A state Senate retirement leader Monday pulled the plug on legislation aimed at providing a mechanism for cost-of-living increases in pension checks.

Senate Retirement Committee Chairman Elbert Guillory acknowledged opposition to the move from Louisiana’s four state retirement systems to his Senate Bill 11, which would have increased employee contributions and reduced benefits.

“It is understandable that our workers are not eager to fund this new benefit,” Guillory, D-Opelousas, said. “It would be the first major new benefit given to our workers since I had an Afro.”

The issue of how to pay for cost-of-living adjustments needs to be addressed, Guillory said. Many older retirees are living in poverty and taxpayers aren’t willing to fund it, he said.

Guillory urged the retirement systems to come up with a proposal.

“It won’t be resurrected unless and until you ask for it,” he said.

The legislation covered state employee, teachers, school employee and State Police retirement systems.

In another pension development, the Senate Retirement Committee rewrote, then approved a bill that would reduce pension benefits for future members of state and statewide pension systems.

The Senate Retirement Committee voted 4-2 to approve the legislation amid protests over procedures used to revive and pass the measure that failed to pass last week.
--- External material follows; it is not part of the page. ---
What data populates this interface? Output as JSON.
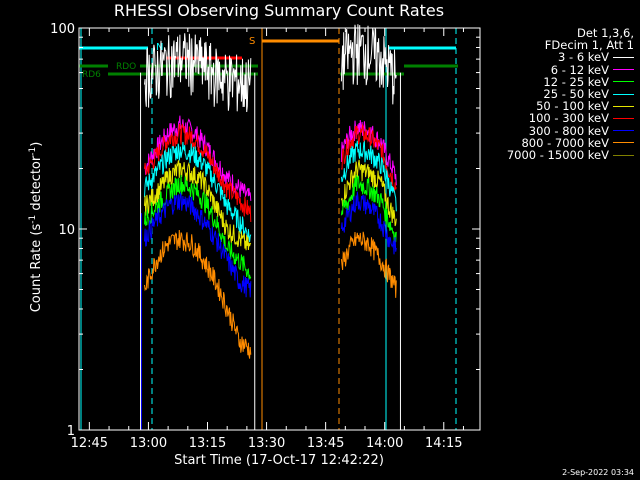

State Sen. Barrow Peacock’s Senate Bill 7 started out changing the final average compensation on which pension benefits are based from 36 months to 60 months for state and statewide retirement systems. The move would have effectively diminished checks of tens of thousands of public employees at the state and local level.

On Monday, Peacock revamped the measure to apply to new members of the systems, addressing a complaint that applying the change to current employees would unconstitutionally break employment contracts.

Peacock said the legislation will help “a little” with efforts to improve the long-term finances of the various government pension plans.

The newly revamped legislation will be given a new bill number.

Firefighters’ Retirement System of Louisiana Director Steven Stockstill complained that the panel was violating Senate rules and state law that require a legislative actuary analysis prior to legislation being taken up in committee.

He asked for a one-week postponement.

Committee Chairman Guillory said the revamp won’t become a bill until it gets a new number. He said the legislation will have an actuarial note before it is heard in the state Senate.